Mme McLellan: Sénateur, je ne pense pas que nos opinions divergent quant à l'objectif visé. Là où ma position ne correspond plus à la vôtre et à celle d'Amnistie Internationale, c'est sur le sens que le droit canadien donne à l'expression «protection suffisante» des individus livrés aux tribunaux internationaux. Amnistie Internationale et vous préconisez l'adoption d'une procédure rapide.

J'ai déjà expliqué pourquoi, selon moi, une procédure rapide n'est pas idéale. Cela pourrait nous empêcher d'atteindre les objectifs que nous visons tous en amenant ces individus devant les tribunaux internationaux.

Nous croyons que le processus d'extradition, tel qu'il est défini ici, est expéditif, juste et transparent. En examinant la jurisprudence de la Cour suprême, qui, de toute évidence, n'a pas traité de cette question particulière, nous craignons vraiment qu'un processus qu'on dit accéléré puisse mener à de longs procès devant les tribunaux. Nous croyons donc que la manière prudente de traiter cette question, et la façon responsable de le faire dans le contexte actuel, serait d'avoir un processus d'extradition qui s'appliquerait à toutes les demandes.

Des gens raisonnables et de bonne foi peuvent ne pas être d'accord sur ce qui constitue le meilleur choix entre procédure sommaire et processus d'extradition. Je m'en rends compte. Pour ma part, j'ai expliqué pourquoi je crois que le processus d'extradition serait celui qui convient.

Je ne suis certainement pas ici pour défendre la conduite des États-Unis relativement aux crimes et aux criminels de guerre, mais c'est une question que j'ai traitée dans un contexte délicat, comme l'a fait mon prédécesseur. En tant que nation, nous avons dû surmonter une longue période d'inaction au sujet des allégations de criminalité.

Les États-Unis ont fait un traitement expéditif de bien des questions relatives aux crimes de guerre. Ils ont fini par adopter publiquement une position très claire au sujet des poursuites judiciaires contre les criminels de guerre.

Je ne veux pas condamner le processus d'extradition appliqué par les États-Unis pour les criminels du Rwanda et de Yougoslavie. Notre ministère a beaucoup appris de l'expérience des États-Unis et de leur bureau des enquêtes spéciales relativement aux crimes de guerre et à la façon de traiter ces crimes, soit au pays, soit en extradant les intéressés pour qu'ils soient traduits devant des tribunaux internationaux.

Le sénateur Grafstein: Mon intention n'était pas de critiquer globalement l'attitude des États-Unis à tous points de vue.
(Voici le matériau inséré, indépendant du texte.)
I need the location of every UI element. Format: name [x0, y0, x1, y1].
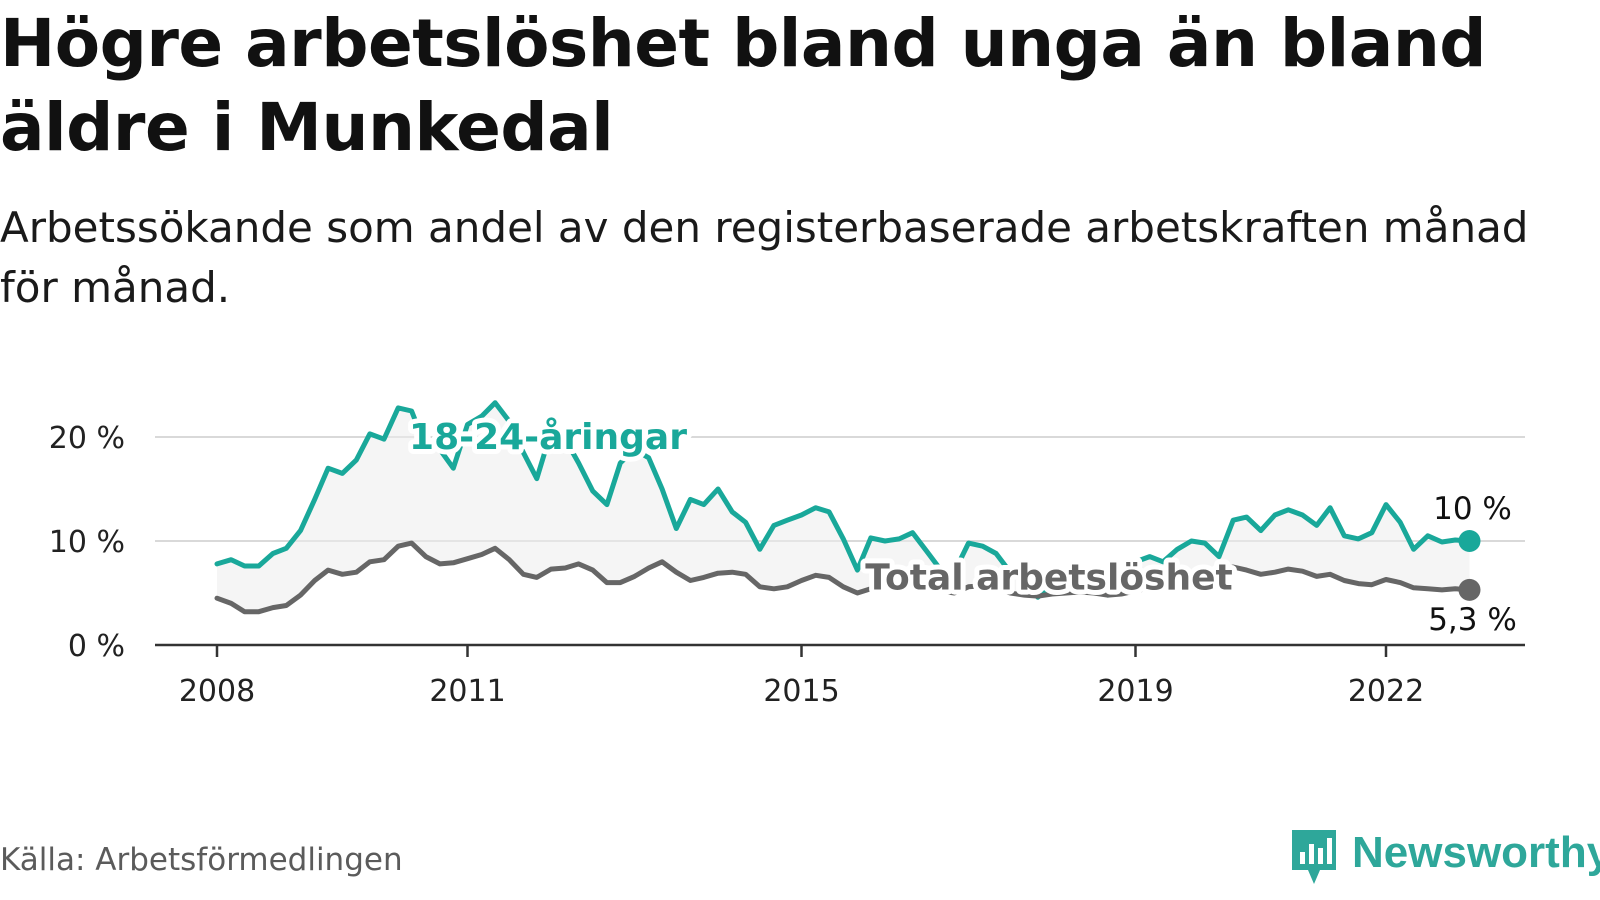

Je parle surtout des positions de principe qu'ils ont adoptées plus récemment.

Mme McLellan: Vous voulez dire en ce qui a trait au tribunal criminel international.

Le sénateur Grafstein: Je suis particulièrement sceptique au sujet de tout ce qu'ils pourraient dire sur ces enjeux et leur modèle, mais cela ne veut pas dire que nous devions jeter le bébé avec l'eau du bain.
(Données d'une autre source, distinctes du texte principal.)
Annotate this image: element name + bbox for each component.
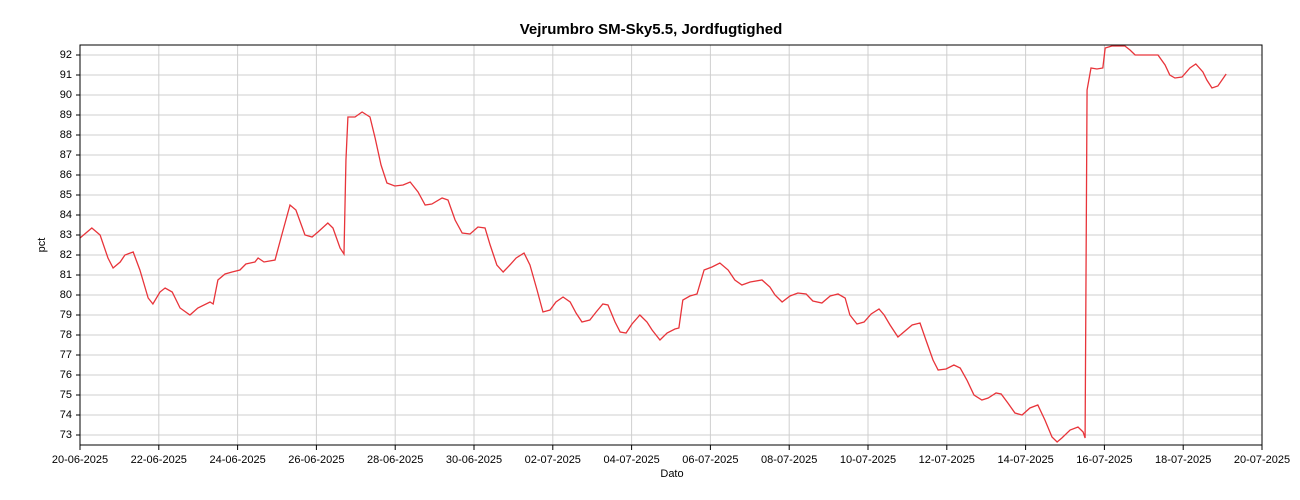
x-tick-label: 12-07-2025: [919, 454, 975, 466]
y-tick-label: 73: [60, 429, 72, 441]
x-tick-label: 20-06-2025: [52, 454, 108, 466]
y-tick-label: 75: [60, 389, 72, 401]
x-tick-label: 26-06-2025: [288, 454, 344, 466]
y-tick-label: 91: [60, 69, 72, 81]
y-tick-label: 86: [60, 169, 72, 181]
x-tick-label: 16-07-2025: [1076, 454, 1132, 466]
y-tick-label: 90: [60, 89, 72, 101]
x-tick-label: 10-07-2025: [840, 454, 896, 466]
plot: [79, 45, 1227, 443]
y-tick-label: 80: [60, 289, 72, 301]
x-tick-label: 28-06-2025: [367, 454, 423, 466]
y-tick-label: 77: [60, 349, 72, 361]
x-tick-label: 14-07-2025: [997, 454, 1053, 466]
y-tick-label: 78: [60, 329, 72, 341]
x-tick-label: 06-07-2025: [682, 454, 738, 466]
x-tick-label: 24-06-2025: [209, 454, 265, 466]
x-tick-label: 08-07-2025: [761, 454, 817, 466]
x-axis-label: Dato: [660, 468, 683, 480]
y-axis-label: pct: [36, 238, 48, 253]
y-tick-label: 87: [60, 149, 72, 161]
x-tick-label: 04-07-2025: [603, 454, 659, 466]
y-tick-label: 79: [60, 309, 72, 321]
x-tick-label: 20-07-2025: [1234, 454, 1290, 466]
x-tick-label: 02-07-2025: [525, 454, 581, 466]
y-tick-label: 82: [60, 249, 72, 261]
y-tick-label: 76: [60, 369, 72, 381]
y-tick-label: 83: [60, 229, 72, 241]
y-tick-label: 89: [60, 109, 72, 121]
y-tick-label: 81: [60, 269, 72, 281]
y-tick-label: 88: [60, 129, 72, 141]
x-tick-label: 18-07-2025: [1155, 454, 1211, 466]
y-tick-label: 84: [60, 209, 72, 221]
data-line: [79, 45, 1227, 443]
y-tick-label: 92: [60, 49, 72, 61]
grid: 73 74 75 76 77 78 79 80 81 82 83 84 85 86 87 88 89 90 91 92…: [52, 45, 1290, 466]
x-tick-label: 22-06-2025: [131, 454, 187, 466]
plot-frame: [79, 44, 1263, 446]
y-tick-label: 85: [60, 189, 72, 201]
x-tick-label: 30-06-2025: [446, 454, 502, 466]
chart-title: Vejrumbro SM-Sky5.5, Jordfugtighed: [520, 21, 783, 38]
y-tick-label: 74: [60, 409, 72, 421]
Mme McLellan: Bien sûr, en tant que dernière superpuissance mondiale, les États-Unis ont des préoccupations particulières à l'égard de ce tribunal international. Je sais que mon collègue le ministre Axworthy continuera à en discuter avec son homologue américain.
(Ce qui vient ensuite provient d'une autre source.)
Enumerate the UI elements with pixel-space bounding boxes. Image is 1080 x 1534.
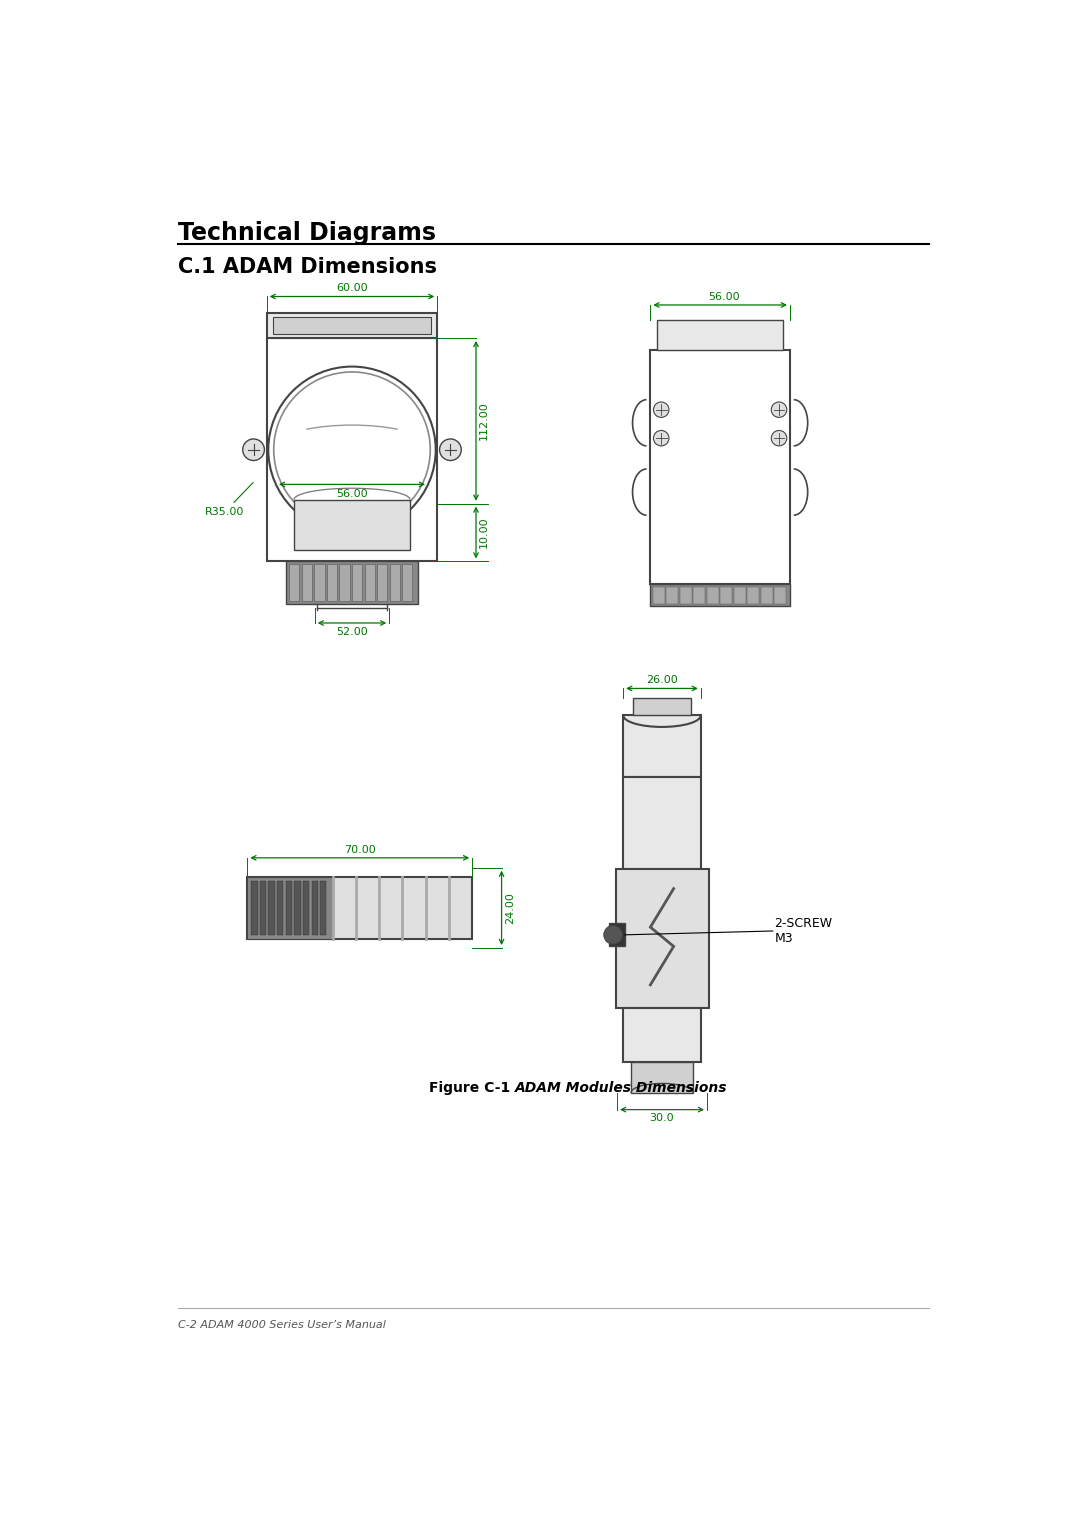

Je ne crois pas que nous devions juger trop durement le processus d'extradition que nous avons établi ici. Je crois qu'il est rapide et efficace et qu'il résistera à un examen judiciaire. Quand vous parlez de processus sommaire, je rappelle que les tribunaux de notre pays ont dit clairement qu'il devait y avoir un processus judiciaire quelconque. Autrement, ce serait vraiment inquiétant. Par conséquent, nous devons prendre garde de ne pas dépouiller les gens du droit fondamental à un traitement juste et selon les règles de droit régulières que la Cour suprême a établies, même s'ils sont accusés des crimes les plus terribles.

M. Roy: J'ai seulement quelques remarques à faire à l'intention du sénateur Grafstein. Ce que la ministre a dit dans son intervention sur les États-Unis était en réponse à un argument soulevé par certains au sujet des tribunaux pour le Rwanda et la Yougoslavie, selon lequel nous ne pourrions pas utiliser ce processus. Ce qu'elle dit, c'est que les Américains utilisent le processus d'extradition et que cela fonctionne très bien. Il n'y a donc pas de véritable problème. Si nous suivons le processus que nous proposons, nous ne manquons pas à nos obligations internationales.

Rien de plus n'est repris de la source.